D. MOLLER: Alman işçi hareketinin 150 yıla dayanan uzun mücadeleci ve devrimci bir geleneği vardır. KPD bundan 70 yıl önce sosyal demokrat önderlerin ihanetinden sonra Kasım devriminin fırtınalı günlerinin ortasında kuruldu. Yine aynı şekilde bundan 20 yıl önce ERNST AUST’un önderliğinde -bu kez de revizyonistlerin ihaneti yüzünden- kurulması zorunluluktu. Bu ihanetler sırasında binlerce Alman kadın ve erkek işçi ve birçok ilerici, devrimci insan sosyalist bir devrim için Alman emperyalizmine karşı yaşamını yitirdi. KPD’nin tarihi, burjuvazinin döktüğü kanla yazılmıştır. Faşizm altında, 1945’ten bu yana ve Kasım döneminde, devrimin tüm kurbanları bize sosyalist Almanya hedefini gerçekleştirme görevini yüklemiştir. Bu nedenle, KPD’nin 70 yıllık geçmişi bizim için ve Alman işçi sınıfı için, her şeyden önce Marx ve Engels’in, Luxemburg ve Liebknecht’in, Thaelmann ve Ernst Aust’un mirasının yerine getirilmesi demektir.

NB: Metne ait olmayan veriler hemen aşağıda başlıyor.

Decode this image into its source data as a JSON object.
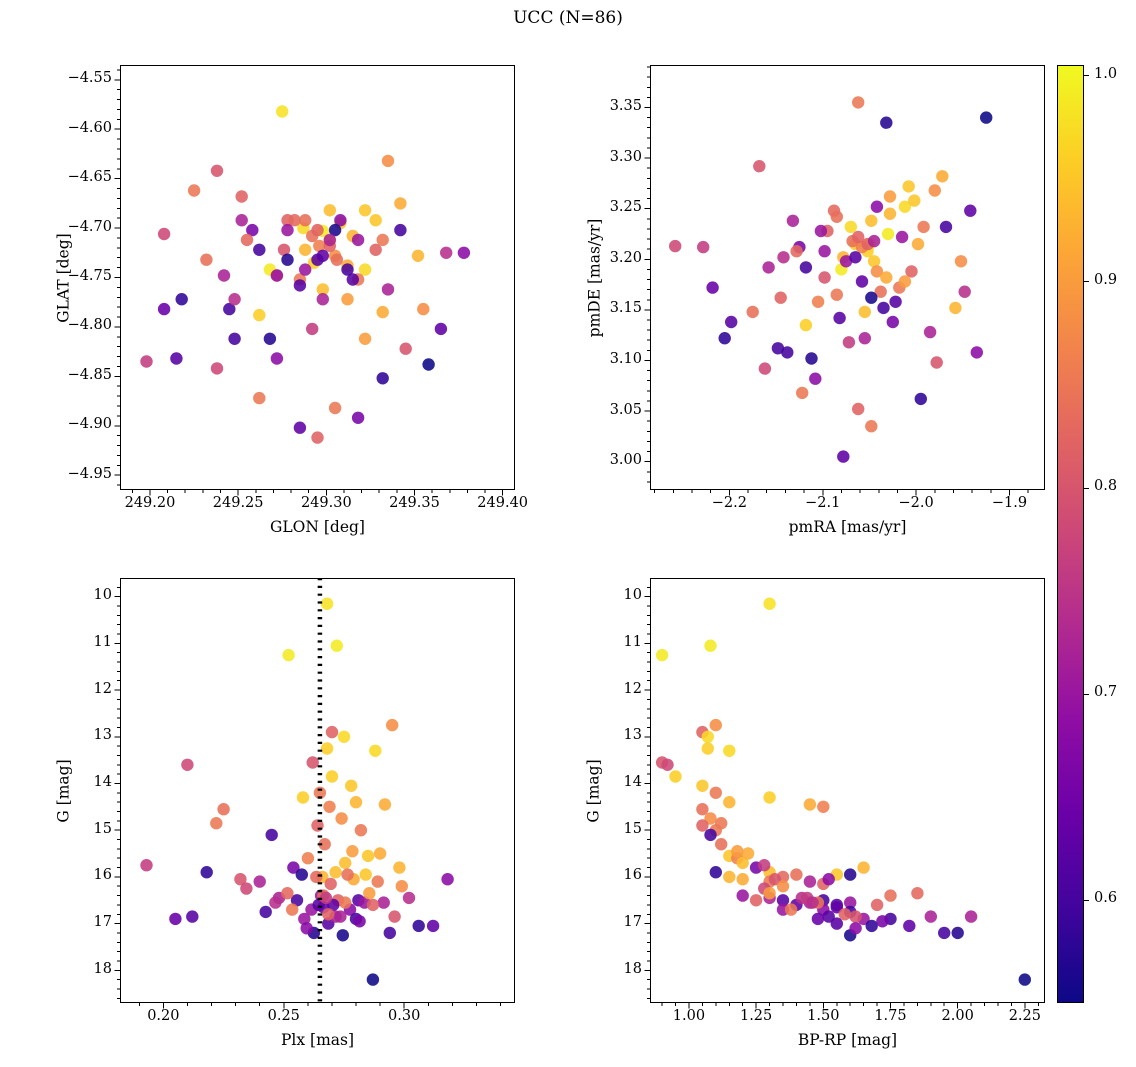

ÖZGÜRLÜK: KPD’nin bizim ülkemizde, özellikle devrimciler ve sosyalistler arasında iyi ve şanlı bir adı vardır. Partinin şu andaki durumu nedir? KPD’nin tasfiyecilikle mücadele etmek zorunda kaldığı son yılları nasıl geçti?

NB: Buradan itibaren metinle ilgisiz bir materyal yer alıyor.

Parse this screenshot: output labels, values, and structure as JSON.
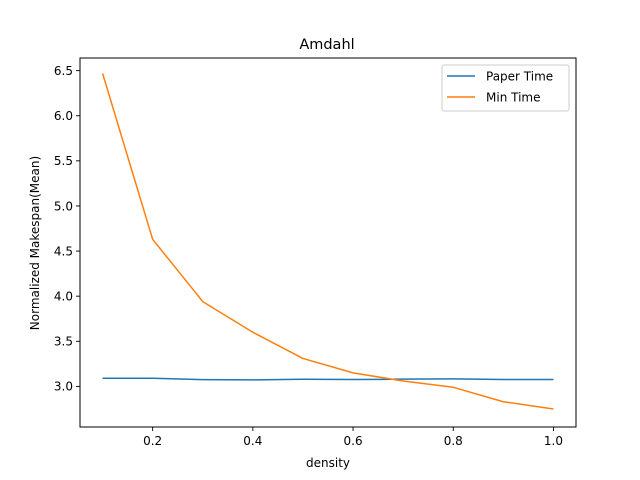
{
  "chart_data": {
    "type": "line",
    "title": "Amdahl",
    "xlabel": "density",
    "ylabel": "Normalized Makespan(Mean)",
    "xlim": [
      0.055,
      1.045
    ],
    "ylim": [
      2.55,
      6.64
    ],
    "xticks": [
      0.2,
      0.4,
      0.6,
      0.8,
      1.0
    ],
    "xtick_labels": [
      "0.2",
      "0.4",
      "0.6",
      "0.8",
      "1.0"
    ],
    "yticks": [
      3.0,
      3.5,
      4.0,
      4.5,
      5.0,
      5.5,
      6.0,
      6.5
    ],
    "ytick_labels": [
      "3.0",
      "3.5",
      "4.0",
      "4.5",
      "5.0",
      "5.5",
      "6.0",
      "6.5"
    ],
    "grid": false,
    "legend_position": "top-right",
    "x": [
      0.1,
      0.2,
      0.3,
      0.4,
      0.5,
      0.6,
      0.7,
      0.8,
      0.9,
      1.0
    ],
    "series": [
      {
        "name": "Paper Time",
        "color": "#1f77b4",
        "values": [
          3.09,
          3.09,
          3.075,
          3.072,
          3.079,
          3.076,
          3.08,
          3.083,
          3.076,
          3.076
        ]
      },
      {
        "name": "Min Time",
        "color": "#ff7f0e",
        "values": [
          6.47,
          4.63,
          3.94,
          3.6,
          3.31,
          3.15,
          3.06,
          2.99,
          2.83,
          2.75
        ]
      }
    ]
  }
}
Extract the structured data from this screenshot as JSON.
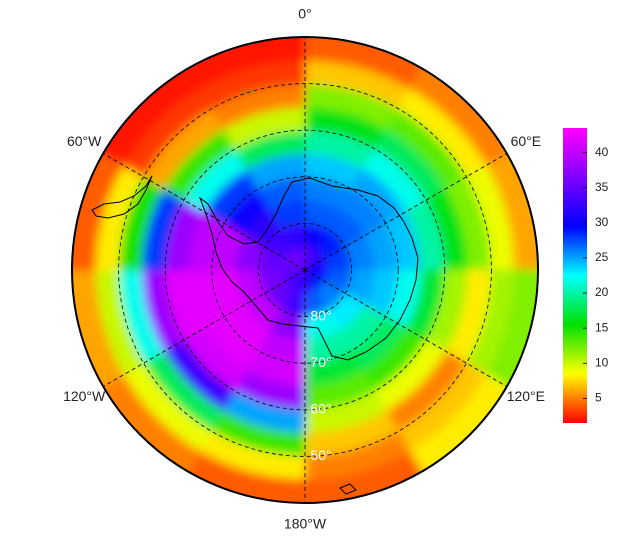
{
  "map": {
    "type": "polar-heatmap",
    "lat_edges": [
      90,
      85,
      80,
      75,
      70,
      65,
      60,
      55,
      50,
      45,
      40
    ],
    "lon_edges": [
      0,
      30,
      60,
      90,
      120,
      150,
      180,
      210,
      240,
      270,
      300,
      330,
      360
    ],
    "values": [
      [
        34,
        30,
        27,
        26,
        24,
        20,
        16,
        12,
        7,
        4
      ],
      [
        32,
        29,
        27,
        26,
        25,
        22,
        18,
        13,
        8,
        5
      ],
      [
        31,
        28,
        26,
        25,
        24,
        20,
        16,
        12,
        9,
        6
      ],
      [
        30,
        27,
        25,
        24,
        22,
        17,
        11,
        8,
        11,
        12
      ],
      [
        29,
        26,
        23,
        20,
        18,
        14,
        9,
        5,
        7,
        8
      ],
      [
        30,
        27,
        22,
        20,
        17,
        13,
        10,
        7,
        5,
        4
      ],
      [
        33,
        33,
        37,
        40,
        41,
        38,
        25,
        14,
        8,
        4
      ],
      [
        33,
        35,
        40,
        42,
        42,
        41,
        33,
        18,
        9,
        5
      ],
      [
        34,
        36,
        40,
        42,
        42,
        42,
        38,
        22,
        10,
        6
      ],
      [
        35,
        35,
        37,
        40,
        40,
        38,
        28,
        15,
        8,
        4
      ],
      [
        36,
        33,
        32,
        30,
        28,
        22,
        14,
        6,
        3,
        2
      ],
      [
        35,
        32,
        28,
        27,
        25,
        18,
        10,
        5,
        3,
        2
      ]
    ],
    "lat_circles": [
      {
        "value": 80,
        "label": "80°"
      },
      {
        "value": 70,
        "label": "70°"
      },
      {
        "value": 60,
        "label": "60°"
      },
      {
        "value": 50,
        "label": "50°"
      }
    ],
    "lon_lines": [
      {
        "value": 0,
        "label": "0°"
      },
      {
        "value": 60,
        "label": "60°E"
      },
      {
        "value": 120,
        "label": "120°E"
      },
      {
        "value": 180,
        "label": "180°W"
      },
      {
        "value": -120,
        "label": "120°W"
      },
      {
        "value": -60,
        "label": "60°W"
      }
    ],
    "clim": [
      1.5,
      43.5
    ],
    "cticks": [
      5,
      10,
      15,
      20,
      25,
      30,
      35,
      40
    ],
    "colormap": [
      "#ff0000",
      "#ffff00",
      "#00e000",
      "#00ffff",
      "#0000ff",
      "#8000ff",
      "#ff00ff"
    ]
  }
}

D. MOLLER: KPD’nin karşılaştığı güçlüklerin iki nedeni vardı: Birincisi, F. Almanya’da komünist olarak başarılar elde etmek gerçekten kolay değildir. Oportünizm işçi sınıfı üzerine kâbus gibi çökmüştür. SPD, sendika ileri gelenleri ve revizyonistler kol kola çalışıyorlar. Doğu Almanya vs Sovyetler Birliği’ndeki ihanet, her şeyden önce Gorbaçov’un açık kapitalist reformları, sosyalizm imajına zarar verdi. Oportünistlerin ve revizyonistlerin yarattığı bu imajı kırmak için ve gerçek sosyalizmin işçi hareketi içinde kök salması için, bizim daha çok çalışmamız gerekmektedir. Bu sorun KPD içinde büyük bir karamsarlığa yol açtı. Bu yılgınlığa karşı eski merkez komitesi tarafından -ki zaten kendisi çoktan yozlaşmıştı- hiçbir şey yapılmadığı gibi, tam tersine teşvik de edildi. Onlar bu durumun suçunu sosyalizme yüklediler. Ve ML düşünceyi “çok katı”, “anti-demokratik” vb. gerekçelerle suçladılar, ona saldırdılar.

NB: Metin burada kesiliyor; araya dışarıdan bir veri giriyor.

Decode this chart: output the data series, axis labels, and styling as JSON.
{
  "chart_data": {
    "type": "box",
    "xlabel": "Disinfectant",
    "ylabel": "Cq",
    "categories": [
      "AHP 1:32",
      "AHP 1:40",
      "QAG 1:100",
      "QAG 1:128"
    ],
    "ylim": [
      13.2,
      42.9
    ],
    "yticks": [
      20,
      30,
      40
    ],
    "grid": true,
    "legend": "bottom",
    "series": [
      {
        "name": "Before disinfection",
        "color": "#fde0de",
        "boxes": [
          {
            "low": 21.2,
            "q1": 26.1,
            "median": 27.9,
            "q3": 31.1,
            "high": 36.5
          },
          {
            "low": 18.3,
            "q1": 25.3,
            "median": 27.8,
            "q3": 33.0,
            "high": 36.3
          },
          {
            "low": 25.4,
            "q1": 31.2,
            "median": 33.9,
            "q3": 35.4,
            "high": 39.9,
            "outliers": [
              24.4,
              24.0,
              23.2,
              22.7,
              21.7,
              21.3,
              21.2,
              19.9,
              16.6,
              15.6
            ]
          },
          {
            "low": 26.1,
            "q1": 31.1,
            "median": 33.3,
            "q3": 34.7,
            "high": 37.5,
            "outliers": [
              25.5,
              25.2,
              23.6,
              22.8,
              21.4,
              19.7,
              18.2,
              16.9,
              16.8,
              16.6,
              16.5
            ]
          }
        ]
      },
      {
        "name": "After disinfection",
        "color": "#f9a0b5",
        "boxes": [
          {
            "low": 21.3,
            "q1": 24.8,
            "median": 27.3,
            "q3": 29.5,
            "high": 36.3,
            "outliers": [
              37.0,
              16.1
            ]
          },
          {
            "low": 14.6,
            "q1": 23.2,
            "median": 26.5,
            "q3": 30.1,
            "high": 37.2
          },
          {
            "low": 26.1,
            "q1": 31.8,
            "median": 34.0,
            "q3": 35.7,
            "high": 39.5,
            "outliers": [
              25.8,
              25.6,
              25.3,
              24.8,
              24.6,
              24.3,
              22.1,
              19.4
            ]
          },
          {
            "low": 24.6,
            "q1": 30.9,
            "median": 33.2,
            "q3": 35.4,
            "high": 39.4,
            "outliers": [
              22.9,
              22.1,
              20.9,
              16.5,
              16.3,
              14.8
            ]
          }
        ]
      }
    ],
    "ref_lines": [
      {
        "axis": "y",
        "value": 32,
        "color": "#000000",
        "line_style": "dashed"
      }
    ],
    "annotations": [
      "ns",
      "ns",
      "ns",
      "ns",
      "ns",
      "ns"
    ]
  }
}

KPD’yi krize sürükleyen ikinci nokta ise partinin sınıfsal bileşimiydi. Üyelerinin büyük bir kısmı küçük burjuva kökenliydi ve öğrenci hareketinden gelmekteydiler. Gerçi içlerinden bazıları işçi olarak işyerlerine girdiler ama düşüncelerinde esas olarak yine küçük burjuva kaldılar. Yozlaşan eski MK bu sorunu da dikkate almadı ve buna karşı önlem almak için ideolojik mücadeleye girişmedi. KPD’nin tasfiyesini bugün engelleyebilmiş olsak da (revizyonist-troçkist MK’nın neden olduğu tasfiyesini) partinin şu andaki durumu ciddiyetini koruyor. Gücümüz önemli ölçüde zayıfladı. Ama biz parti yaşamını değişikliğe uğratmak için çok önemli önlemler aldık. Parti üyelerinin sürekli eğitimi ve bilinçlendirilmesi oldukça önemlidir. Asıl eğitim her şeyden önce sınıf mücadelesi içinde oluyor. Bu nedenle KPD’nin asıl çalışmasını işçi sınıfına yönelttik. Parti içinde, kolay hayallere ve çabuk başarılar elde etmeye karşı savaşmak için görevlerimizin ağırlığı ve ciddiyetiyle ilgili bir bilinç yarattık. Aynı zamanda ML’in öğrenilmesi için sürekli bir eğitim örgütledik. Revizyonizme karşı propagandamız önemli ölçüde güçlendi.

ÖZGÜRLÜK
: 5 ve 6 Kasım 1988 tarihlerinde 7. Kongrenizi yaptınız. Sizler için en önemli kararlar nelerdir? Genel olarak kongreyi nasıl değerlendiriyorsunuz? Partinin önüne koyduğu ve hemen başlaması gereken önemli görevler hangileridir?
D. MÖLLER
: KPD 7. kongresinin en önemli belgesi, KPD, MK’sının sunduğu rapordur. Bunun ağırlıklı üç politik noktası vardır. 1. partinin tüm ideolojik sapmalara karşı savunulması. Krize bağlı olarak çok sayıda eski “komünist” çeşitli parolalarla partilim dağıtılmasını talep ettiler. Egemen güçler doğal olarak bu duruma çok sevindiler. 2. partinin sınıf mücadelesi üzerinde yönlendirilmesi. En kısa zamanda “KPD’nin Kriz Programı”nı yayınlayacağız. Biz şimdi bütün gücümüzle sendikalarda ve işletmelerde parti çalışmasını ilerletmek için uğraşıyoruz; Çünkü sosyalist bir Almanya yaratma görevimizi ancak işçi sınıfı içinde kök salarak yerine getirebiliriz. Bu arada bizim için, tüm milliyetlerden işçilerin birliğini sağlamanın da büyük bir önemi var. Temel ilkemiz: “Tek sınıf, tek düşman, tek mücadele!” 3. Sosyalist Arnavutluğun savunulması. Burjuvazi ve onun tüm yayın organları, bilumum Revizyonistler ve Troçkstler vb. gerçek sosyalizmin rolünü karartmaya çalışıyorlar. Fakat bizler, işçi sınıfının iktidarda olduğu, işsizliğin, vergilerin, zamların bilinmediği, ücretsiz sağlık hizmetlerinin olduğu bu ülkeyi savunmalıyız ve başarılarının propagandasını yapmalıyız. Parti kongresi, geniş ve güçlü bir parti birliğini ortaya koydu. O, önümüzde duran büyük görevlere sarılmak için partiye iyimserlik ve atılım verdi.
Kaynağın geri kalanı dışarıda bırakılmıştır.